Chief Veleshowe Alpheus Zulu's claim for 91 properties on the province's north coast includes prime forestry land, sugar cane farms, nature reserves, mining land and the entire coastal town of Mtunzini.

The tourist town, about 130km north of Durban, is home to over 450000 people.

The claim was lodged on May 6, 1998 and, after a 13-year investigation by the Land Claims Commission, was found to be legitimate. The next step was to publish the claim in the government gazette, which was done on July 15 this year.

Now it has to be decided what will happen to the land.

The land claimed by the clan includes residential plots; property owned by parastatal Transnet; international paper and packaging group Mondi; and mining company Exxaro Sands.

Provincial Land Claims Commission spokesman Nokuthokoza Ndlela said the claim had been gazetted because the claimants had "met the requirements under restitution laws".

Now, all property sales, leasing, rezoning and development have been put on hold pending the next step in the claim process.

While some homes and farms in and around the town are valued at between R450000 and R5-million, a 3864ha game farm is on the market for R120-million.

But some of the companies and landowners say they will challenge the award.

Chief Zulu, 69, a close relative of Zulu King Goodwill Zwelithini, said he had lodged the claim on behalf of the Obanjeni clan, which was forcibly removed from the land between 1913 and 1914.

"My father was still a young boy herding livestock when we were removed."

Zulu said the ruins of many of his community's homesteads and ancestral graves were buried beneath new developments in Mtunzini.

"My grandfather, Prince Magwedu KaMpande, had built his homestead where the town now stands," - and a hotel was built on the grave of one of his relatives, Zulu said.

"I don't even go to that hotel. I even advised King Goodwill not to sleep at that hotel when he came to see me."

Thelumoya Zulu, the mayor of the Umlalazi municipality under which Mtunzini falls, declined to comment, saying he had not yet been properly briefed.

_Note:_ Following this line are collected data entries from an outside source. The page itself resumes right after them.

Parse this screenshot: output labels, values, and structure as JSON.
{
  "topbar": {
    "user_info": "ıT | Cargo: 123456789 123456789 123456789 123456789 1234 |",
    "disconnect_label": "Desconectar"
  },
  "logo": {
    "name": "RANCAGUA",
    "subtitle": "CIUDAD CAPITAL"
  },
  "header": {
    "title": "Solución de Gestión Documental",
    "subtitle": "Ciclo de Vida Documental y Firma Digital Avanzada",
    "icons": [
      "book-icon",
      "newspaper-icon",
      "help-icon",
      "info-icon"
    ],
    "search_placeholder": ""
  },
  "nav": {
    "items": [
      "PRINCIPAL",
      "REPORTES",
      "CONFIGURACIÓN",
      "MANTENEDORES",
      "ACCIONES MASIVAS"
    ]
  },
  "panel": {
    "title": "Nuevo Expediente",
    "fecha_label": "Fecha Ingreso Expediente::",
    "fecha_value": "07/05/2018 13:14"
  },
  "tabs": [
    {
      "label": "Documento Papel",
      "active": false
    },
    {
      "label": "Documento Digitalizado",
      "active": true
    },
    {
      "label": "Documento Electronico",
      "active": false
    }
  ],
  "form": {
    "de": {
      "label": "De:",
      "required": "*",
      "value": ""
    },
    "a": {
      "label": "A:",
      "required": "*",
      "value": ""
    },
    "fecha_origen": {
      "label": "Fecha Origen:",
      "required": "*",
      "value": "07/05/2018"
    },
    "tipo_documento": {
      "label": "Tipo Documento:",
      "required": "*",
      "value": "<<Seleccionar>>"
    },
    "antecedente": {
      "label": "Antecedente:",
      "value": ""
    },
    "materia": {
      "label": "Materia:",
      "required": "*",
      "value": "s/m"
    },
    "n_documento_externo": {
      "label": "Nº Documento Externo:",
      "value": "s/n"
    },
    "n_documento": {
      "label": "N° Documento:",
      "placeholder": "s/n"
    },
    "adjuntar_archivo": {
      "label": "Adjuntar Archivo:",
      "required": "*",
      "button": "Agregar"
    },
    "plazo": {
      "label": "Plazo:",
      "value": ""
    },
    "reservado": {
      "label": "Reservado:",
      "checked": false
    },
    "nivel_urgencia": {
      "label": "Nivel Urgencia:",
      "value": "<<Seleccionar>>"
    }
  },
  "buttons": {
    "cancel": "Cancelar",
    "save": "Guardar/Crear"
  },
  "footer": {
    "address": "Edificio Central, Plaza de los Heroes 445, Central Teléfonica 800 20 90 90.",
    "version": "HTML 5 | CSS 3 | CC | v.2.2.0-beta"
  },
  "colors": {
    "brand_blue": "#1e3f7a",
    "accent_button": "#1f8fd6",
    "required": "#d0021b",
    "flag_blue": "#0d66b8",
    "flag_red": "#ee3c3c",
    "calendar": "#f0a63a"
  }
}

Several estate agents, who faced the possibility of pending sales in the town being halted, described the claim as "disturbing" and "disgusting".

Mtunzini Residents Association chairman Wendy Forse said a number of farms had already been abandoned.

As a result, she said, "You lose productivity, income generation and jobs. What this land claim can do is create rural poverty."

Forse said the Land Claims Commission had several ways of resolving such claims, which included financial compensation.

"The important factor is that agricultural production and jobs are not lost ... locally and provincially there has been much loss of productive agricultural land due to land claims with subsequent abandoning of farms," she said.

Mondi Group spokesman Kerry Crandon said the company had only recently engaged with the Land Claims Commission.

Zulu said some of the companies on the land he claimed had already started negotiating with him to continue their operations - and he'd given Exxaro KZN Sands permission to continue mining on 2 800ha of forestry and farming land.

"We agreed to this on condition that only local people will be employed," said Zulu.

Exxaro spokesman Hilton Atkinson said: "We are fully supportive of the regulated process that now needs to be followed. Although this may impact on the surface rights holders primarily, we are willing to engage with all the affected stakeholders.

"Exxaro believes that, should this claim prove to be successful, there could be a win-win solution for all stakeholders."

Zulu said his community would not settle for financial compensation.

"We would prefer to be given our dispossessed ancestral land back."

Under restitution laws, victims of forced removals are entitled to reclaim their ancestral land; take alternative land; or be financially compensated.

Since its establishment in 1994, South Africa's Commission on Restitution of Land Rights has settled over 74800 land claims.